Why can't I get the good things?
I don't want to be so pathetic to name out why I deserve it. I want it to come to me because I truly deserves it.
It's always like that.
Whenever I like someone, I will spending my time fighting over him with someone. Just like previously C & V. I had to fight over 2 freaking girls and I still lost him. Not just 2 actually, 4 to be exact.
I just want to run away from reality so badly because at the end of the day, I know i'm still gonna fail in life.
I don't even know how to express my feelings. I can only cry right now. That's all.
I'm trying too hard. Wayyy too hard.
I don't even know if I should continue fighting. I don't want to lose. But I know I will. Not because I have no confidence, but because it always happens. Things have never changed.
I'm sick and tired of being lonely. I really want someone whom I can rely on. Someone whom is able to lend me their shoulder. Someone whom I really love.

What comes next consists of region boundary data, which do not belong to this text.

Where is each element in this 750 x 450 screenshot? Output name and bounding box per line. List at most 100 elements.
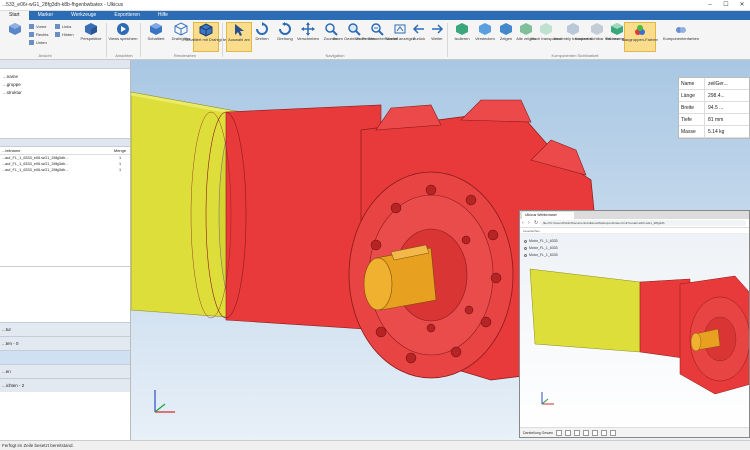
perspective-button[interactable]: Perspektive	[78, 22, 104, 52]
color-balls-icon	[635, 25, 645, 35]
address-bar[interactable]: file:///C:/Users/Public/Documents/Ulkicu…	[540, 220, 746, 226]
property-row: Breite 94.5 ...	[679, 101, 749, 114]
assembly-cube-icon	[567, 23, 579, 35]
render-mode-label[interactable]: Darstellung Gesam	[523, 431, 553, 435]
panel-header	[0, 60, 130, 69]
magnifier-icon	[325, 23, 338, 36]
title-bar: ...533_e06r-wG1_28fg3dh-k8b-fhgenbwbatex…	[0, 0, 750, 11]
view-front-icon	[29, 23, 34, 29]
view-left[interactable]: Links	[55, 23, 71, 29]
property-row: Tiefe 81 mm	[679, 113, 749, 126]
isolate-cube-icon	[456, 23, 468, 35]
model-tree[interactable]: ...name ...gruppe ...struktur	[0, 69, 130, 139]
web-motor-model[interactable]	[520, 234, 750, 429]
table-header: ...teilname Menge	[0, 147, 130, 155]
web-viewer[interactable]: Motor_FL_1_6333 Motor_FL_1_6333 Motor_FL…	[520, 234, 750, 429]
separator	[106, 23, 107, 57]
ribbon: Vorne Rechts Unten Links Hinten Perspekt…	[0, 20, 750, 60]
view-bottom[interactable]: Unten	[29, 39, 47, 45]
panel-header	[0, 139, 130, 147]
view-right-icon	[29, 31, 34, 37]
ribbon-tabs: Start Marker Werkzeuge Exportieren Hilfe	[0, 11, 750, 20]
hide-cube-icon	[479, 23, 491, 35]
property-row: Name zeilGer...	[679, 77, 749, 90]
toolbar-button[interactable]	[573, 429, 580, 436]
group-navigation: Navigation	[325, 53, 345, 58]
toolbar-button[interactable]	[582, 429, 589, 436]
component-colors-icon	[676, 27, 686, 33]
show-cube-icon	[500, 23, 512, 35]
separator	[222, 23, 223, 57]
tree-item[interactable]: ...gruppe	[3, 81, 130, 89]
toolbar-button[interactable]	[609, 429, 616, 436]
component-colors-button[interactable]: Komponentenfarben	[663, 22, 699, 52]
save-views-button[interactable]: Views speichern	[108, 22, 138, 52]
cube-icon	[9, 23, 21, 35]
show-all-cube-icon	[520, 23, 532, 35]
group-colors-button[interactable]: Baugruppen-Farben	[622, 22, 658, 52]
property-row: Länge 298.4...	[679, 89, 749, 102]
tab-werkzeuge[interactable]: Werkzeuge	[62, 11, 105, 20]
view-front[interactable]: Vorne	[29, 23, 46, 29]
column-header-name[interactable]: ...teilname	[0, 148, 110, 153]
tab-exportieren[interactable]: Exportieren	[105, 11, 149, 20]
zoom-all-icon	[371, 23, 384, 36]
browser-window: Ulkicus Webbrowser ‹ › ↻ file:///C:/User…	[519, 210, 750, 438]
shaded-button[interactable]: Schattiert	[143, 22, 169, 52]
toolbar-button[interactable]	[555, 429, 562, 436]
cursor-icon	[235, 24, 244, 36]
web-viewer-toolbar: Darstellung Gesam	[520, 427, 749, 437]
shaded-wireframe-button[interactable]: Schattiert mit Drahtgitter	[184, 22, 228, 52]
group-ansichten: Ansichten	[115, 53, 133, 58]
section-markers[interactable]: ...en	[0, 364, 130, 378]
browser-tabstrip: Ulkicus Webbrowser	[520, 211, 749, 219]
browser-tab[interactable]: Ulkicus Webbrowser	[522, 212, 574, 219]
property-row: Masse 5.14 kg	[679, 125, 749, 138]
toolbar-button[interactable]	[591, 429, 598, 436]
separator	[140, 23, 141, 57]
home-view-button[interactable]	[2, 22, 28, 52]
section-structure[interactable]: ...tur	[0, 322, 130, 336]
tab-marker[interactable]: Marker	[29, 11, 63, 20]
rotate-icon	[256, 22, 268, 35]
axis-triad-icon	[154, 390, 175, 413]
table-row[interactable]: ...auf_FL_1_6333_e06-wG1_28fg3dh... 1	[0, 167, 130, 173]
section-selected[interactable]	[0, 350, 130, 364]
web-axis-triad-icon	[541, 392, 554, 405]
tab-start[interactable]: Start	[0, 11, 29, 20]
toolbar-button[interactable]	[600, 429, 607, 436]
toolbar-button[interactable]	[564, 429, 571, 436]
close-button[interactable]: ✕	[734, 0, 750, 11]
tree-item[interactable]: ...struktur	[3, 89, 130, 97]
window-title: ...533_e06r-wG1_28fg3dh-k8b-fhgenbwbatex…	[2, 2, 124, 8]
group-sichtbarkeit: Komponenten Sichtbarkeit	[551, 53, 599, 58]
arrow-right-icon	[432, 24, 444, 34]
section-views[interactable]: ...ten - 0	[0, 336, 130, 350]
view-back-icon	[55, 31, 60, 37]
panel-bottom	[0, 392, 130, 412]
status-bar: Ferfügt im Zeile besetzt bereitstand.	[0, 440, 750, 450]
maximize-button[interactable]: ☐	[718, 0, 734, 11]
section-saved-views[interactable]: ...ichten - 2	[0, 378, 130, 392]
group-renderarten: Renderarten	[173, 53, 197, 58]
view-bottom-icon	[29, 39, 34, 45]
minimize-button[interactable]: –	[702, 0, 718, 11]
normal-view-icon	[394, 24, 406, 34]
wireframe-cube-icon	[174, 22, 188, 36]
view-back[interactable]: Hinten	[55, 31, 74, 37]
group-ansicht: Ansicht	[38, 53, 52, 58]
move-icon	[301, 22, 315, 36]
view-left-icon	[55, 23, 60, 29]
parts-table: ...teilname Menge ...auf_FL_1_6333_e06-w…	[0, 147, 130, 267]
zoom-window-icon	[348, 23, 361, 36]
properties-panel: Name zeilGer... Länge 298.4... Breite 94.5 …	[678, 77, 750, 139]
shaded-wire-cube-icon	[199, 23, 213, 37]
spin-icon	[279, 22, 291, 35]
window-controls: – ☐ ✕	[702, 0, 750, 11]
tab-hilfe[interactable]: Hilfe	[149, 11, 177, 20]
play-icon	[117, 23, 129, 35]
column-header-qty[interactable]: Menge	[110, 148, 130, 153]
view-right[interactable]: Rechts	[29, 31, 48, 37]
tree-item[interactable]: ...name	[3, 73, 130, 81]
separator	[447, 23, 448, 57]
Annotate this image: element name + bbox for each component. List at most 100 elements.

Now I'm starting to sound like some despo-attention-seeking bitch. I really really miss the time when I had someone to talk to and knowing that at the end of the day, someone will constantly remind you that you're beautiful and they loves you.
I miss that so badly.
It's officially 1 year 3 months since I broke up with him. Which also means I've been spending majority of the 15 months alone with no one I can truly rely on.
Now I know I have best friends too. But they are always unavailable. :( I understand, but I just hate it.
It's time to really let it all out. Haishhh...
Don't even know if I made any sense.